When Everyone’s a Collector
Perfume culture has also become increasingly consumerist. Fragrance used to be something you wore. Now, it’s something you collect. Scent enthusiasts no longer discuss a signature scent or a seasonal rotation; they boast “wardrobes” with hundreds of bottles—some unopened, others stored only to say they own them. The idea of truly using up and appreciating a fragrance feels obsolete.
This collector’s mentality is often defended as a form of appreciation, but it leans more toward compulsive accumulation. Community spaces like Reddit’s r/fragrance and fragrance Facebook groups have transformed into arenas of bragging rights. New releases are dissected within hours. Blind buying—a practice once considered risky—is now a norm, driven by influencers and hype. The industry feeds off this urgency, releasing limited editions and flankers every few months.
The keyword perfume culture has become inseparable from the language of FOMO.
Smelling Like Everyone Else
Ironically, despite the boom in availability and the endless talk of “unique” and “signature” scents, everyone’s starting to smell the same. The same dozen perfumes make the rounds, from Maison Francis Kurkdjian’s Baccarat Rouge 540 to YSL’s Libre and Le Labo’s Santal 33. These scents, while undeniably well-crafted, have become victims of their own success—oversaturated, over-worn, and, in many cases, reformulated for cost.
The homogenization is real. Walk into a high-end café, coworking space, or even a gym, and the olfactory identity is strikingly similar. People crave individuality but end up wearing whatever has the most likes on TikTok. Even “dupe culture” has contributed to this dilution, with entire brands built around copying popular perfumes at lower price points. While this democratizes access, it also flattens creativity. If everyone’s wearing a clone, how unique can it really be?
When Price Outpaces Quality
Perfume prices have ballooned. It’s not uncommon to see 50ml bottles selling for upwards of $400—often with no justification beyond “luxury branding.” The cost rarely correlates with the quality of ingredients or composition. Instead, you’re paying for heavy caps, velvet boxes, and an Instagrammable bottle.
This isn’t just a luxury niche issue. Even designer houses have upped prices and shrunk bottle sizes. A fragrance that used to cost $85 now goes for $145, with little to no improvement in longevity or complexity. And yet, customers keep paying. The perception is that expensive must mean better, and perfume houses know this. The market has been conditioned to believe that exclusivity is worth any price.
The Intimacy Is Gone
At its best, perfume is intimate. It sits close to the skin, mingles with your chemistry, and tells a quiet story. But modern perfume culture rewards the opposite. Projection is everything. Longevity is worshipped. People treat scent like a foghorn instead of a diary.
In this climate, subtle, personal fragrances get overlooked.
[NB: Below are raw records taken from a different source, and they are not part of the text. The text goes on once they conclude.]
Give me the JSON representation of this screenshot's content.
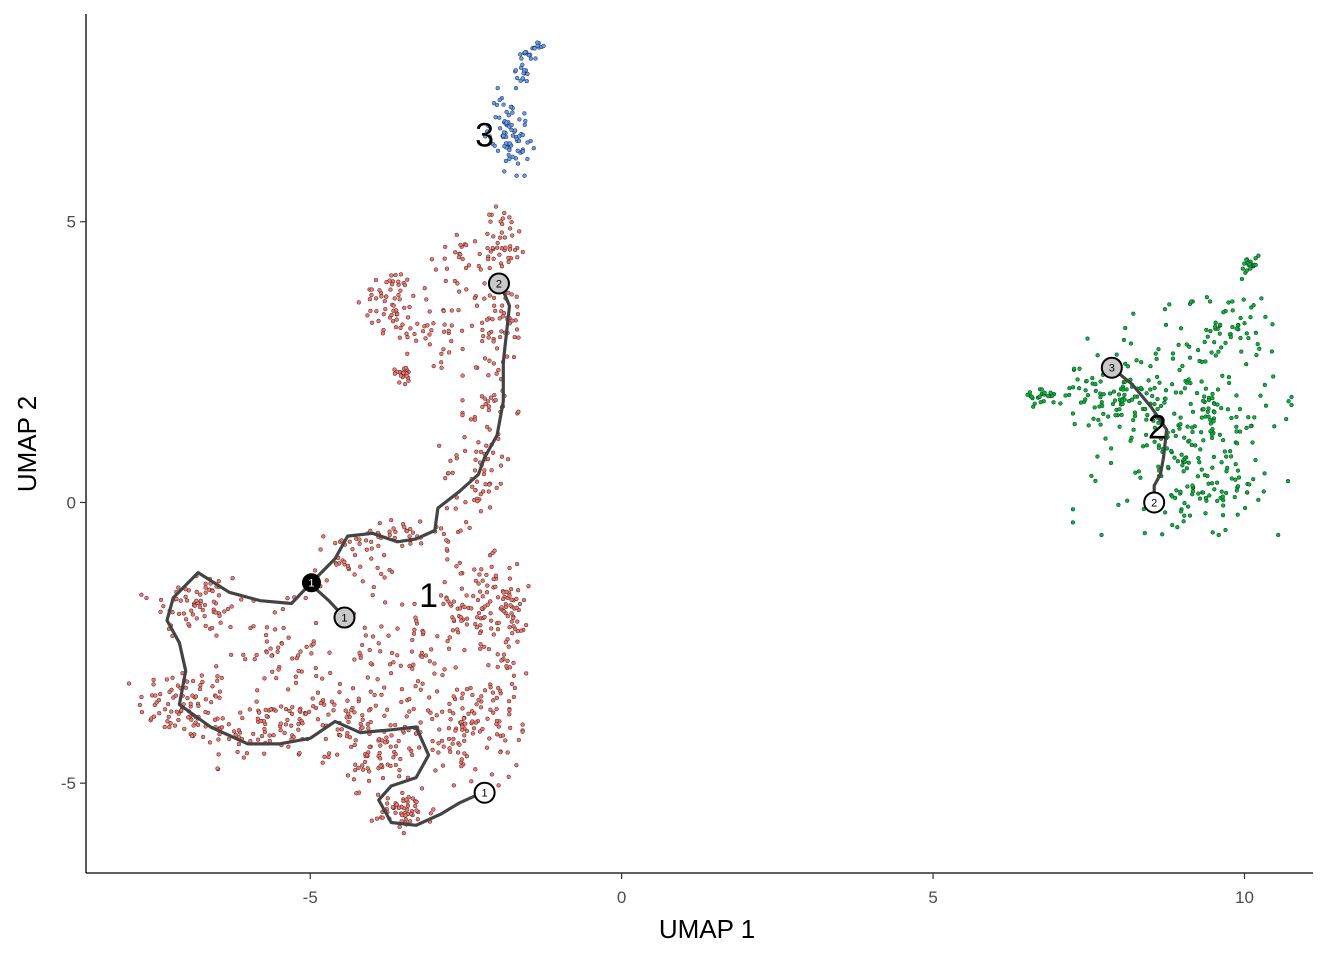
{
  "chart_data": {
    "type": "scatter",
    "title": "",
    "xlabel": "UMAP 1",
    "ylabel": "UMAP 2",
    "xlim": [
      -8.6,
      11.1
    ],
    "ylim": [
      -6.6,
      8.7
    ],
    "x_ticks": [
      -5,
      0,
      5,
      10
    ],
    "y_ticks": [
      -5,
      0,
      5
    ],
    "x_tick_labels": [
      "-5",
      "0",
      "5",
      "10"
    ],
    "y_tick_labels": [
      "-5",
      "0",
      "5"
    ],
    "grid": false,
    "legend": "none",
    "point_outline_color": "#1a1a1a",
    "trajectory_color": "#444444",
    "clusters": [
      {
        "label": "1",
        "label_pos": [
          -3.1,
          -1.65
        ],
        "color": "#F8766D",
        "regions": [
          {
            "cx": -7.0,
            "cy": -3.6,
            "rx": 0.7,
            "ry": 0.6,
            "n": 90
          },
          {
            "cx": -6.8,
            "cy": -1.8,
            "rx": 0.7,
            "ry": 0.6,
            "n": 70
          },
          {
            "cx": -5.8,
            "cy": -4.1,
            "rx": 0.8,
            "ry": 0.5,
            "n": 60
          },
          {
            "cx": -5.6,
            "cy": -2.6,
            "rx": 0.7,
            "ry": 0.7,
            "n": 50
          },
          {
            "cx": -4.8,
            "cy": -3.7,
            "rx": 0.9,
            "ry": 0.6,
            "n": 70
          },
          {
            "cx": -4.3,
            "cy": -1.0,
            "rx": 0.6,
            "ry": 0.5,
            "n": 45
          },
          {
            "cx": -3.9,
            "cy": -4.4,
            "rx": 0.7,
            "ry": 0.6,
            "n": 90
          },
          {
            "cx": -3.5,
            "cy": -5.5,
            "rx": 0.45,
            "ry": 0.3,
            "n": 55
          },
          {
            "cx": -3.6,
            "cy": -2.7,
            "rx": 0.7,
            "ry": 0.8,
            "n": 60
          },
          {
            "cx": -2.5,
            "cy": -4.0,
            "rx": 0.7,
            "ry": 0.8,
            "n": 110
          },
          {
            "cx": -2.4,
            "cy": -1.9,
            "rx": 0.7,
            "ry": 0.8,
            "n": 90
          },
          {
            "cx": -1.9,
            "cy": -3.0,
            "rx": 0.3,
            "ry": 1.9,
            "n": 50
          },
          {
            "cx": -1.8,
            "cy": -1.7,
            "rx": 0.25,
            "ry": 0.6,
            "n": 30
          },
          {
            "cx": -3.3,
            "cy": -0.5,
            "rx": 0.7,
            "ry": 0.3,
            "n": 35
          },
          {
            "cx": -2.3,
            "cy": 0.5,
            "rx": 0.5,
            "ry": 0.7,
            "n": 50
          },
          {
            "cx": -2.1,
            "cy": 1.7,
            "rx": 0.35,
            "ry": 0.9,
            "n": 40
          },
          {
            "cx": -2.0,
            "cy": 3.3,
            "rx": 0.45,
            "ry": 0.8,
            "n": 60
          },
          {
            "cx": -1.9,
            "cy": 4.7,
            "rx": 0.35,
            "ry": 0.5,
            "n": 40
          },
          {
            "cx": -3.7,
            "cy": 3.6,
            "rx": 0.4,
            "ry": 0.5,
            "n": 55
          },
          {
            "cx": -3.0,
            "cy": 3.1,
            "rx": 0.5,
            "ry": 0.6,
            "n": 40
          },
          {
            "cx": -3.5,
            "cy": 2.3,
            "rx": 0.15,
            "ry": 0.15,
            "n": 20
          },
          {
            "cx": -2.6,
            "cy": 4.4,
            "rx": 0.5,
            "ry": 0.4,
            "n": 25
          }
        ],
        "trajectory": [
          [
            -5.0,
            -1.45
          ],
          [
            -4.6,
            -1.0
          ],
          [
            -4.4,
            -0.6
          ],
          [
            -4.0,
            -0.55
          ],
          [
            -3.6,
            -0.7
          ],
          [
            -3.3,
            -0.65
          ],
          [
            -3.0,
            -0.5
          ],
          [
            -2.95,
            -0.1
          ],
          [
            -2.6,
            0.2
          ],
          [
            -2.3,
            0.5
          ],
          [
            -2.2,
            0.8
          ],
          [
            -2.0,
            1.2
          ],
          [
            -1.9,
            1.8
          ],
          [
            -1.9,
            2.5
          ],
          [
            -1.85,
            3.0
          ],
          [
            -1.8,
            3.5
          ],
          [
            -1.95,
            3.9
          ]
        ],
        "trajectory_loop": [
          [
            -5.0,
            -1.45
          ],
          [
            -5.3,
            -1.8
          ],
          [
            -5.8,
            -1.75
          ],
          [
            -6.3,
            -1.6
          ],
          [
            -6.8,
            -1.25
          ],
          [
            -7.2,
            -1.7
          ],
          [
            -7.3,
            -2.1
          ],
          [
            -7.1,
            -2.5
          ],
          [
            -7.0,
            -3.0
          ],
          [
            -7.1,
            -3.6
          ],
          [
            -6.6,
            -4.0
          ],
          [
            -6.0,
            -4.3
          ],
          [
            -5.5,
            -4.3
          ],
          [
            -5.0,
            -4.2
          ],
          [
            -4.6,
            -3.9
          ],
          [
            -4.2,
            -4.1
          ],
          [
            -3.7,
            -4.05
          ],
          [
            -3.3,
            -4.0
          ],
          [
            -3.1,
            -4.5
          ],
          [
            -3.3,
            -4.9
          ],
          [
            -3.7,
            -5.05
          ],
          [
            -3.9,
            -5.3
          ],
          [
            -3.7,
            -5.7
          ],
          [
            -3.3,
            -5.75
          ],
          [
            -2.9,
            -5.55
          ],
          [
            -2.6,
            -5.35
          ],
          [
            -2.2,
            -5.15
          ]
        ],
        "trajectory_branch": [
          [
            -5.0,
            -1.45
          ],
          [
            -4.7,
            -1.75
          ],
          [
            -4.45,
            -2.05
          ]
        ],
        "nodes": [
          {
            "x": -4.98,
            "y": -1.43,
            "label": "1",
            "kind": "branch"
          },
          {
            "x": -4.45,
            "y": -2.05,
            "label": "1",
            "kind": "leaf"
          },
          {
            "x": -1.97,
            "y": 3.9,
            "label": "2",
            "kind": "leaf"
          },
          {
            "x": -2.2,
            "y": -5.17,
            "label": "1",
            "kind": "root"
          }
        ]
      },
      {
        "label": "2",
        "label_pos": [
          8.6,
          1.35
        ],
        "color": "#00BA38",
        "regions": [
          {
            "cx": 9.0,
            "cy": 1.5,
            "rx": 1.35,
            "ry": 1.6,
            "n": 280
          },
          {
            "cx": 9.8,
            "cy": 3.2,
            "rx": 0.5,
            "ry": 0.6,
            "n": 40
          },
          {
            "cx": 10.1,
            "cy": 4.2,
            "rx": 0.15,
            "ry": 0.15,
            "n": 18
          },
          {
            "cx": 6.8,
            "cy": 1.9,
            "rx": 0.3,
            "ry": 0.15,
            "n": 25
          },
          {
            "cx": 7.8,
            "cy": 2.0,
            "rx": 0.6,
            "ry": 0.5,
            "n": 50
          },
          {
            "cx": 9.4,
            "cy": 0.2,
            "rx": 0.7,
            "ry": 0.4,
            "n": 50
          }
        ],
        "trajectory": [
          [
            7.87,
            2.4
          ],
          [
            8.2,
            2.1
          ],
          [
            8.5,
            1.7
          ],
          [
            8.75,
            1.3
          ],
          [
            8.7,
            0.8
          ],
          [
            8.65,
            0.5
          ],
          [
            8.55,
            0.3
          ],
          [
            8.55,
            0.0
          ]
        ],
        "nodes": [
          {
            "x": 7.87,
            "y": 2.4,
            "label": "3",
            "kind": "leaf"
          },
          {
            "x": 8.55,
            "y": -0.0,
            "label": "2",
            "kind": "root"
          }
        ]
      },
      {
        "label": "3",
        "label_pos": [
          -2.2,
          6.55
        ],
        "color": "#619CFF",
        "regions": [
          {
            "cx": -1.8,
            "cy": 6.6,
            "rx": 0.3,
            "ry": 0.6,
            "n": 80
          },
          {
            "cx": -1.6,
            "cy": 7.6,
            "rx": 0.1,
            "ry": 0.15,
            "n": 15
          },
          {
            "cx": -1.5,
            "cy": 8.0,
            "rx": 0.15,
            "ry": 0.1,
            "n": 12
          },
          {
            "cx": -1.35,
            "cy": 8.15,
            "rx": 0.08,
            "ry": 0.06,
            "n": 8
          }
        ],
        "trajectory": [],
        "nodes": []
      }
    ]
  }
}
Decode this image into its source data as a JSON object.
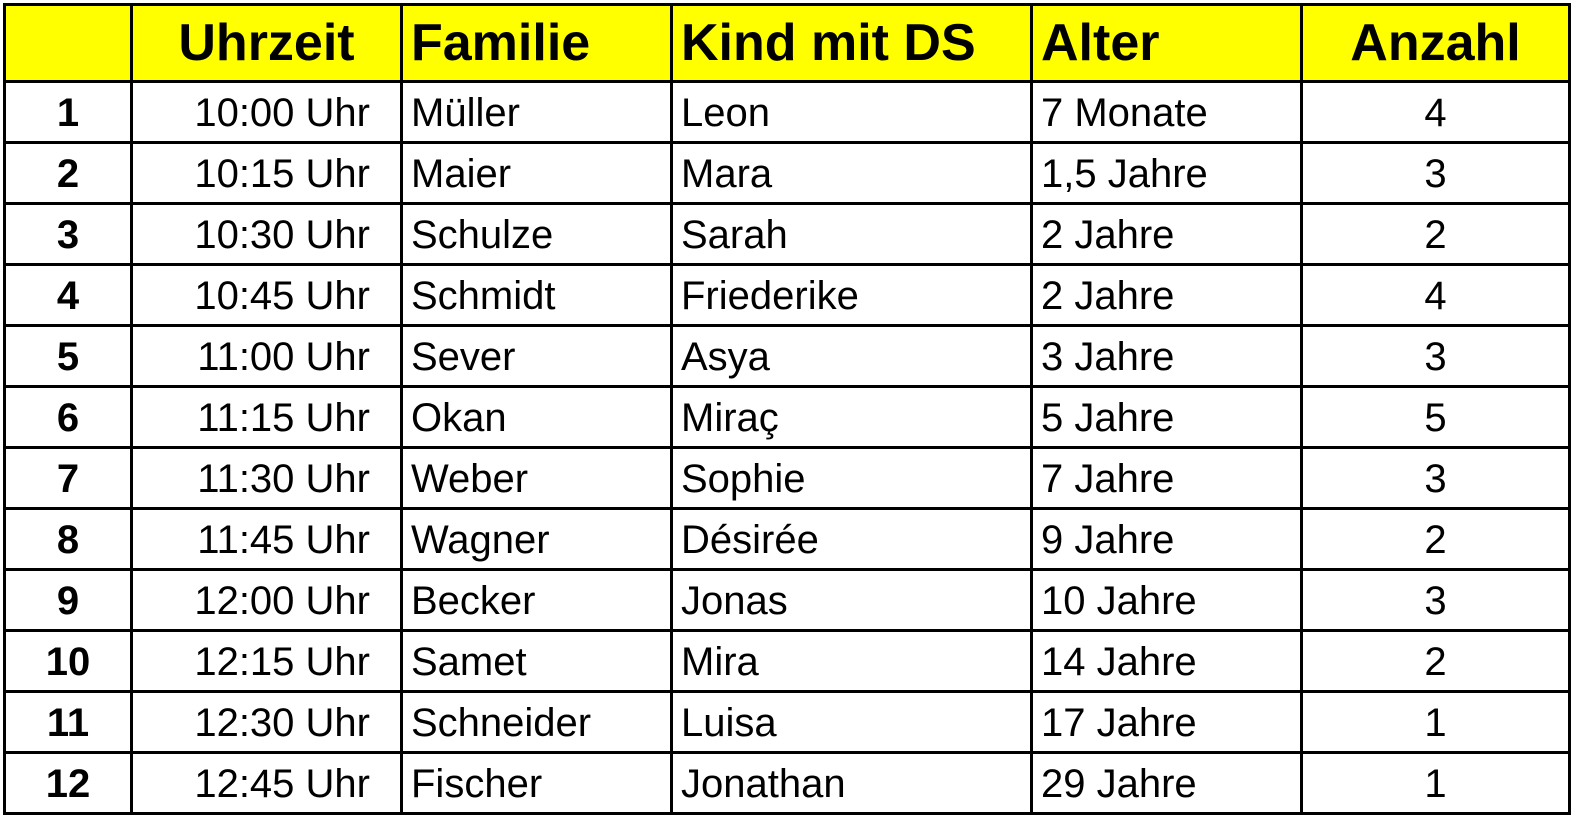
{
  "table": {
    "headers": {
      "index": "",
      "time": "Uhrzeit",
      "family": "Familie",
      "child": "Kind mit DS",
      "age": "Alter",
      "count": "Anzahl"
    },
    "rows": [
      {
        "index": "1",
        "time": "10:00 Uhr",
        "family": "Müller",
        "child": "Leon",
        "age": "7 Monate",
        "count": "4"
      },
      {
        "index": "2",
        "time": "10:15 Uhr",
        "family": "Maier",
        "child": "Mara",
        "age": "1,5 Jahre",
        "count": "3"
      },
      {
        "index": "3",
        "time": "10:30 Uhr",
        "family": "Schulze",
        "child": "Sarah",
        "age": "2 Jahre",
        "count": "2"
      },
      {
        "index": "4",
        "time": "10:45 Uhr",
        "family": "Schmidt",
        "child": "Friederike",
        "age": "2 Jahre",
        "count": "4"
      },
      {
        "index": "5",
        "time": "11:00 Uhr",
        "family": "Sever",
        "child": "Asya",
        "age": "3 Jahre",
        "count": "3"
      },
      {
        "index": "6",
        "time": "11:15 Uhr",
        "family": "Okan",
        "child": "Miraç",
        "age": "5 Jahre",
        "count": "5"
      },
      {
        "index": "7",
        "time": "11:30 Uhr",
        "family": "Weber",
        "child": "Sophie",
        "age": "7 Jahre",
        "count": "3"
      },
      {
        "index": "8",
        "time": "11:45 Uhr",
        "family": "Wagner",
        "child": "Désirée",
        "age": "9 Jahre",
        "count": "2"
      },
      {
        "index": "9",
        "time": "12:00 Uhr",
        "family": "Becker",
        "child": "Jonas",
        "age": "10 Jahre",
        "count": "3"
      },
      {
        "index": "10",
        "time": "12:15 Uhr",
        "family": "Samet",
        "child": "Mira",
        "age": "14 Jahre",
        "count": "2"
      },
      {
        "index": "11",
        "time": "12:30 Uhr",
        "family": "Schneider",
        "child": "Luisa",
        "age": "17 Jahre",
        "count": "1"
      },
      {
        "index": "12",
        "time": "12:45 Uhr",
        "family": "Fischer",
        "child": "Jonathan",
        "age": "29 Jahre",
        "count": "1"
      }
    ]
  },
  "colors": {
    "header_background": "#ffff00",
    "border": "#000000",
    "text": "#000000",
    "background": "#ffffff"
  }
}
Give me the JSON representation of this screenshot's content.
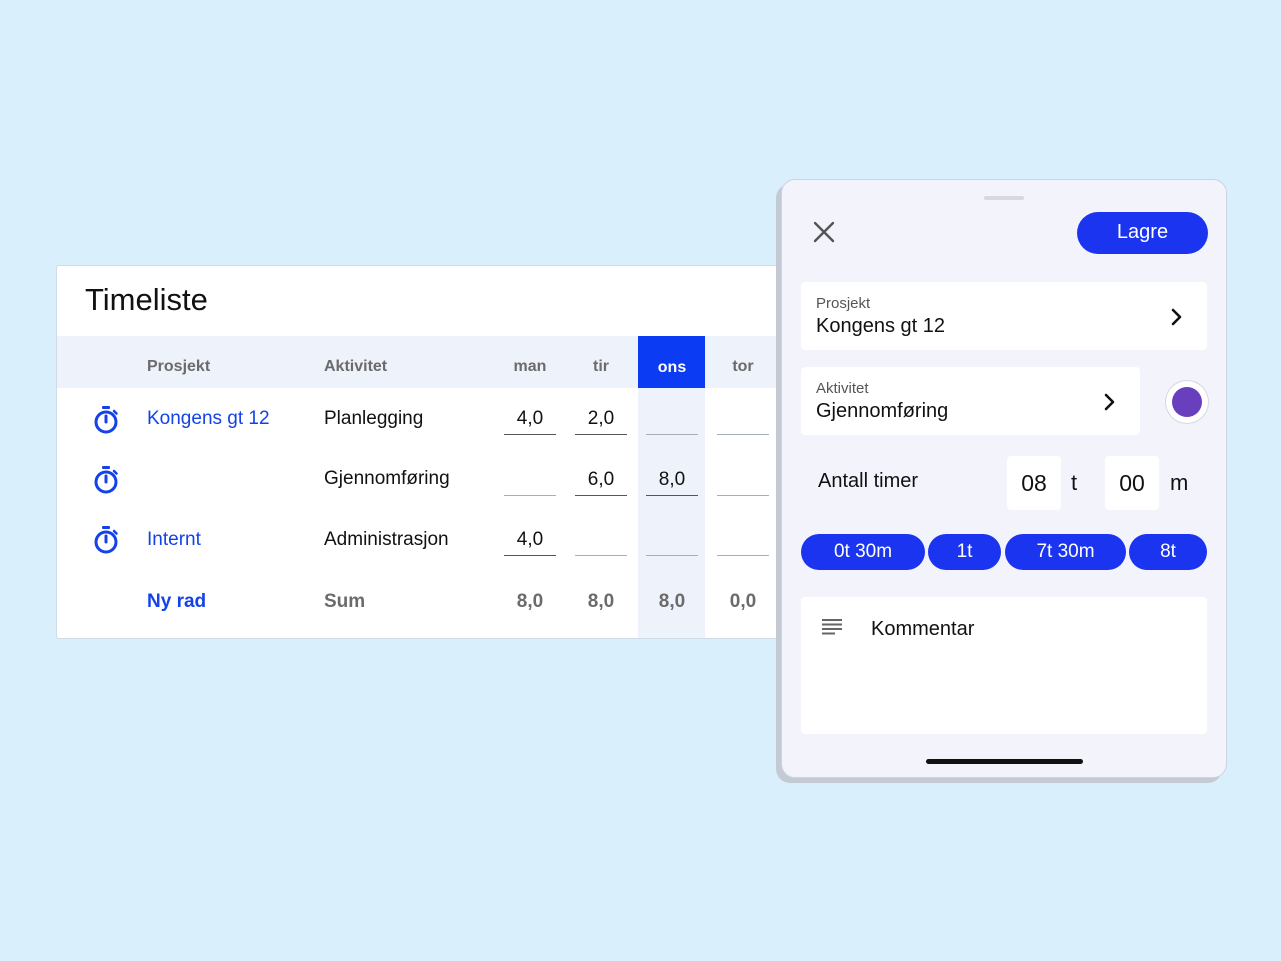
{
  "timesheet": {
    "title": "Timeliste",
    "headers": {
      "project": "Prosjekt",
      "activity": "Aktivitet",
      "days": [
        "man",
        "tir",
        "ons",
        "tor"
      ],
      "active_day": "ons"
    },
    "rows": [
      {
        "project": "Kongens gt 12",
        "activity": "Planlegging",
        "hours": [
          "4,0",
          "2,0",
          "",
          ""
        ]
      },
      {
        "project": "",
        "activity": "Gjennomføring",
        "hours": [
          "",
          "6,0",
          "8,0",
          ""
        ]
      },
      {
        "project": "Internt",
        "activity": "Administrasjon",
        "hours": [
          "4,0",
          "",
          "",
          ""
        ]
      }
    ],
    "new_row_label": "Ny rad",
    "sum_label": "Sum",
    "sums": [
      "8,0",
      "8,0",
      "8,0",
      "0,0"
    ]
  },
  "panel": {
    "save_label": "Lagre",
    "project": {
      "label": "Prosjekt",
      "value": "Kongens gt 12"
    },
    "activity": {
      "label": "Aktivitet",
      "value": "Gjennomføring",
      "color": "#6840bd"
    },
    "hours": {
      "label": "Antall timer",
      "hours_value": "08",
      "hours_unit": "t",
      "minutes_value": "00",
      "minutes_unit": "m"
    },
    "quick_picks": [
      "0t 30m",
      "1t",
      "7t 30m",
      "8t"
    ],
    "comment_label": "Kommentar"
  },
  "colors": {
    "background": "#d9effc",
    "accent": "#1a34ef",
    "link": "#1442e8",
    "highlight_column": "#0b3bf3"
  }
}
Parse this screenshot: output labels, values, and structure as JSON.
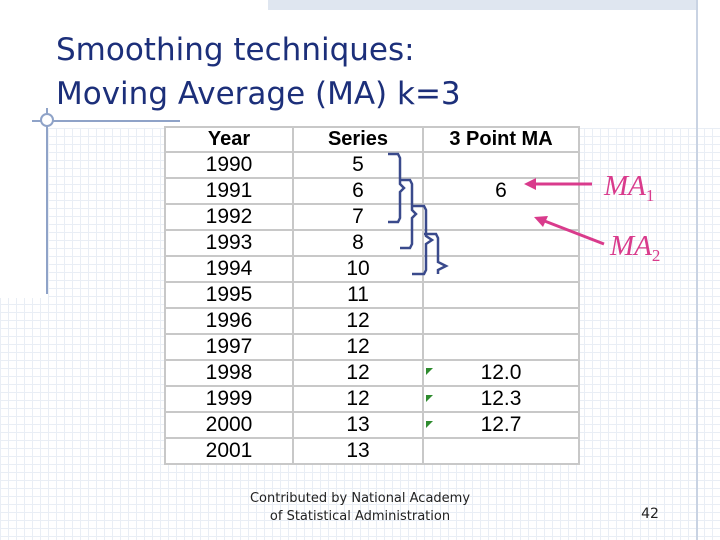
{
  "slide": {
    "title_line1": "Smoothing techniques:",
    "title_line2": "Moving Average (MA) k=3",
    "footer_line1": "Contributed by National Academy",
    "footer_line2": "of Statistical Administration",
    "page_number": "42"
  },
  "table": {
    "headers": [
      "Year",
      "Series",
      "3 Point MA"
    ],
    "rows": [
      [
        "1990",
        "5",
        ""
      ],
      [
        "1991",
        "6",
        "6"
      ],
      [
        "1992",
        "7",
        ""
      ],
      [
        "1993",
        "8",
        ""
      ],
      [
        "1994",
        "10",
        ""
      ],
      [
        "1995",
        "11",
        ""
      ],
      [
        "1996",
        "12",
        ""
      ],
      [
        "1997",
        "12",
        ""
      ],
      [
        "1998",
        "12",
        "12.0"
      ],
      [
        "1999",
        "12",
        "12.3"
      ],
      [
        "2000",
        "13",
        "12.7"
      ],
      [
        "2001",
        "13",
        ""
      ]
    ]
  },
  "annotations": {
    "ma1": {
      "base": "MA",
      "sub": "1"
    },
    "ma2": {
      "base": "MA",
      "sub": "2"
    }
  },
  "colors": {
    "title": "#1c2f7a",
    "annotation": "#d93b8c",
    "bracket": "#3a4a8c",
    "marker": "#2e8b2e"
  }
}
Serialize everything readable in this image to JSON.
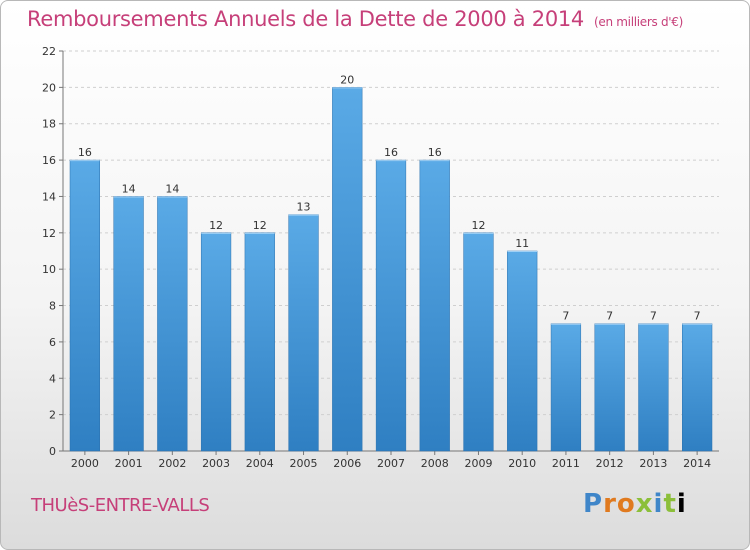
{
  "header": {
    "title": "Remboursements Annuels de la Dette de 2000 à 2014",
    "unit": "(en milliers d'€)"
  },
  "footer": {
    "place": "THUèS-ENTRE-VALLS",
    "logo_letters": [
      "P",
      "r",
      "o",
      "x",
      "i",
      "t",
      "i"
    ]
  },
  "colors": {
    "title": "#c63f79",
    "bar_top": "#5aaae6",
    "bar_bottom": "#2f7fc2"
  },
  "chart_data": {
    "type": "bar",
    "categories": [
      "2000",
      "2001",
      "2002",
      "2003",
      "2004",
      "2005",
      "2006",
      "2007",
      "2008",
      "2009",
      "2010",
      "2011",
      "2012",
      "2013",
      "2014"
    ],
    "values": [
      16,
      14,
      14,
      12,
      12,
      13,
      20,
      16,
      16,
      12,
      11,
      7,
      7,
      7,
      7
    ],
    "title": "Remboursements Annuels de la Dette de 2000 à 2014",
    "xlabel": "",
    "ylabel": "",
    "ylim": [
      0,
      22
    ],
    "yticks": [
      0,
      2,
      4,
      6,
      8,
      10,
      12,
      14,
      16,
      18,
      20,
      22
    ],
    "grid": true,
    "legend": "none"
  }
}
Classic colognes, vintage aldehydes, or delicate floral eaux de toilette are dismissed as “too soft” or “grandma perfumes.” The art of restraint is all but lost. Even conversations around perfume have grown performative—driven by clout, not curiosity.
Is There a Way Back?
Fragrance didn’t use to be this exhausting. It didn’t demand you keep up with every release or curate a collection to post on Instagram. It didn’t require decoding influencer jargon or spending $300 to feel special. The culture around it has warped, reshaped by attention economies and consumer capitalism.
That’s not to say there’s no hope. There are still perfumers and enthusiasts focused on the art, the memory, the emotion. But they’re harder to hear through the noise—and ironically, harder to smell in the crowd.